KAYLEE LINDENMUTH / SHENANDOAH SENTINEL FILE - The Schuylkill Energy Resources plant near Yatesville.

SHENANDOAH – What Governor Josh Shapiro calls a “commonsense energy plan,” a local legislator says could be a death knell to local co-generation plants he says have been vital to abandoned mine reclamation.

Co-gen plants were built in our area — at Morea and Yatesville — in the late 1980s and early 1990s, burning waste coal, or culm, which accumulated in massive piles over decades of mining activity.

Last week, Shapiro unveiled several energy initiatives he claimed would “protect and create nearly 15,000 energy jobs, lower utility bills for Pennsylvania households, and take real action to address carbon pollution.”
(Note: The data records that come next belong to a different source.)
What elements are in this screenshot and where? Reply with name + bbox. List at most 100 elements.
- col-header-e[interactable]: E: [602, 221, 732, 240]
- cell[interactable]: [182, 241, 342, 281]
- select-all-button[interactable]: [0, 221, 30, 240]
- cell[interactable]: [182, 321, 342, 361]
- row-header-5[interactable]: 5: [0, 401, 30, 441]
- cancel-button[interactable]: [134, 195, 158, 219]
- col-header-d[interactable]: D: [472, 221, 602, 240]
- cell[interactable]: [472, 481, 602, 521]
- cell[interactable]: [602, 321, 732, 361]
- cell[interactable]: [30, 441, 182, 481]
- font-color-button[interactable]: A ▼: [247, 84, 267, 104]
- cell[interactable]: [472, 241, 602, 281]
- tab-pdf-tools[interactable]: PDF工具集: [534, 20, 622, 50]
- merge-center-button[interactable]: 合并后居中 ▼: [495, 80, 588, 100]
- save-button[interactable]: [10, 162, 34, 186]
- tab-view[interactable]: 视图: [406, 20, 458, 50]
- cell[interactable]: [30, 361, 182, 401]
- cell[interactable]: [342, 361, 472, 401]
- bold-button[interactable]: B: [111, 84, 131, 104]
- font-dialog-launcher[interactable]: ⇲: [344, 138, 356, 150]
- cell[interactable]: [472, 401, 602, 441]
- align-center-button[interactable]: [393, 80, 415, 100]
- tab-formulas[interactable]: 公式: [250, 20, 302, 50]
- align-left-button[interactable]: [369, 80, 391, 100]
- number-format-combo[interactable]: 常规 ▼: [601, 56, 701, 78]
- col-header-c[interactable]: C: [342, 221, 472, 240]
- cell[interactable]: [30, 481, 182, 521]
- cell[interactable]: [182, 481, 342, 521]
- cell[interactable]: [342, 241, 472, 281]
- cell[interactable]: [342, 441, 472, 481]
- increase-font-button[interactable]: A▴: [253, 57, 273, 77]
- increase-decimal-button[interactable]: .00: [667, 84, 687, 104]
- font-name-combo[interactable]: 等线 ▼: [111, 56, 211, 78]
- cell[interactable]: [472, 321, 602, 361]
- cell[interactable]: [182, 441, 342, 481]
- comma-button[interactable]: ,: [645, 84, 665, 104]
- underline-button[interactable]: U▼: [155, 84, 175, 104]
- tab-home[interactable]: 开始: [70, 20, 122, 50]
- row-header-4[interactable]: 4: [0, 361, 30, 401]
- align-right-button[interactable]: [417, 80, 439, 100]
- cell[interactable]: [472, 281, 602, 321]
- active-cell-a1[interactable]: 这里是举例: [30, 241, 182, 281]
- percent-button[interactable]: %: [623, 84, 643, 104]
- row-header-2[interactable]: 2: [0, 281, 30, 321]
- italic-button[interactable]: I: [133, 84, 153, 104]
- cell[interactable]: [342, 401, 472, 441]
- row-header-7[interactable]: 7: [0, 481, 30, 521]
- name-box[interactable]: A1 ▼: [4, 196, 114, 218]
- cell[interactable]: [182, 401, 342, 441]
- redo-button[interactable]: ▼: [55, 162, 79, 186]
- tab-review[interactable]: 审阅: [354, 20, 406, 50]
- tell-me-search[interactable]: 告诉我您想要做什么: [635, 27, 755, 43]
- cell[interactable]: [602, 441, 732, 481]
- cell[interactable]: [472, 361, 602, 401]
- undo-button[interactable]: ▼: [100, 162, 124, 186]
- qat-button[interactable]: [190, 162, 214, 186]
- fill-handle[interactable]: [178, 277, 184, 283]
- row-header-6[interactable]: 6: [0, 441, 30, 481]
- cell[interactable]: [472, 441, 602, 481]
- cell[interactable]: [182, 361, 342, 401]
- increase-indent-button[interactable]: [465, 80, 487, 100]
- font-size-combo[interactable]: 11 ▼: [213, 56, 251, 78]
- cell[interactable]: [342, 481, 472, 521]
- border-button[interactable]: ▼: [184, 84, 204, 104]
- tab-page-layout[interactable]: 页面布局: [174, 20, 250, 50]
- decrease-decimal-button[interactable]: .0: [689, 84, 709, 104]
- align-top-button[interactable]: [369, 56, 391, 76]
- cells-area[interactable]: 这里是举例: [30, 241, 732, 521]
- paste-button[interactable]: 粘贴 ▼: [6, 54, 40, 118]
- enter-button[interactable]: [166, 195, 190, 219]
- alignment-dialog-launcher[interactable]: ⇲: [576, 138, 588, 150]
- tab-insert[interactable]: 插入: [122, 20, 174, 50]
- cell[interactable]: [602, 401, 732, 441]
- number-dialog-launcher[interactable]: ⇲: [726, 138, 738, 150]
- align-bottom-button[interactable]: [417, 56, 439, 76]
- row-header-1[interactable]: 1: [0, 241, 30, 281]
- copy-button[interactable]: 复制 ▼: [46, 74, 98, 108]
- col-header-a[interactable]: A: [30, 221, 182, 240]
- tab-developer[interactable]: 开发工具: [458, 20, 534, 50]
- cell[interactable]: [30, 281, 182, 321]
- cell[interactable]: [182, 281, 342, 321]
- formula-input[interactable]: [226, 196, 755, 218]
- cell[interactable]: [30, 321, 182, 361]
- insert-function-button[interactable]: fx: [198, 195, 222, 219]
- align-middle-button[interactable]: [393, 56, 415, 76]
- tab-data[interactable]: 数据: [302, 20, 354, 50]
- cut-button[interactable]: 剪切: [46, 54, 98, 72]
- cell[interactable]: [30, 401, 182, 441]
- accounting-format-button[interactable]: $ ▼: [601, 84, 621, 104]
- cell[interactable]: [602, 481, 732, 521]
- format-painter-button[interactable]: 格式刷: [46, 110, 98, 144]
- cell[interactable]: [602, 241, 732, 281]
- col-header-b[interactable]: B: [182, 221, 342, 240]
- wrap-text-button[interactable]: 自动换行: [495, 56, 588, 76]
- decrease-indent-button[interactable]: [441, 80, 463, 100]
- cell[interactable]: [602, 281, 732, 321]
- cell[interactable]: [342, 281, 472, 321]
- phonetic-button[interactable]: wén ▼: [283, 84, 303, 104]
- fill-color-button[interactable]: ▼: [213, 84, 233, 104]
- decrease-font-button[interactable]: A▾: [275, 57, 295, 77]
One of those is a Pennsylvania-specific cap-and-invest program, similar to the RGGI program, that allows the state to determine its own cap on carbon and invest directly in lowering consumers’ electricity bills. 

The benefits of PACER, Shapiro says, will be passed on directly to Pennsylvania consumers, as 70% of the revenue will be directed back to Pennsylvania residents as a rebate on their electric bill – more than any other cap-and-invest program in the nation – resulting in long-term, price relief on energy costs. If passed, PACER would take Pennsylvania out of RGGI, give the Commonwealth control over its own energy future, and pass benefits on directly to Pennsylvania consumers as a rebate on their electric bill.

Not explicitly mentioned anywhere in the public-facing webpages for Shapiro’s initiatives is where the PACER revenue will come from. Like RGGI, power plants like local co-gen plants will pay a fee based on its carbon output.

“It’s stunning to me that we were able to work with Gov. Wolf, despite our differences, to help our local coal refuse plants survive in a difficult environment, and now Gov. Shapiro is telling them to ‘Drop Dead!’” Senator David G. Argall (R-Schuylkill) said in a media release. “Anyone who has lived, worked, or traveled through our area is very familiar with the mountains of waste coal that once littered the landscape. These black mountains have been steadily disappearing for three decades, thanks to these plants. Sites that were choked with coal waste for a century have been transformed into green hills and forests.”

Argall was one of several Republicans decrying Shapiro’s plan.

House Republican Whip Tim O’Neal (R-Washington) said the energy plan laid out by Shapiro is a continuation of his left-wing environmental agenda that is not rooted in Pennsylvania’s best interests.

“The governor’s energy plan is anything but common sense,” said House Republican Policy Committee Chairman Josh Kail (R-Beaver/Washington). “It will hurt jobs, wallets and the environment.”

“Simply put, the governor is proposing a tax on your utility bills,” said House Republican Whip Tim O’Neal (R-Washington). “It seems like the governor is more interested in appealing to voters in California than making life better for the people of Pennsylvania.”

Co-gen plants have enabled some abandoned mine reclamation activities in northern Schuylkill County while the state itself has neglected to take on critical, life-saving projects.

The Department of Environmental Protection said that, statewide, co-gen plants have reclaimed over 7,200 acres of abandoned mine land and restored more than 1,200 miles of polluted streams.

Locally, the co-gen plants reclaimed and used a coal bank south of the Columbia Hose firehouse in Shenandoah, colloquially known as the AC/DC.

“This decades-long effort is now at risk. By proposing this new carbon tax, Shapiro is also putting good, local family-sustaining jobs at risk, straining the stability and reliability of our power grid, and putting Pennsylvania’s status as a leading energy producer in question.

“If the governor’s new plan becomes law, it could undo years of bipartisan work to support our ‘cogens,’ and many of the black and grey wastelands left behind by past mining operations will remain for hundreds of more years.”

Argall said that bipartisan legislation passed in 2019 and 2020 helped save the plants, which otherwise would have closed, and that Shapiro’s plan would “undo much of this progress.”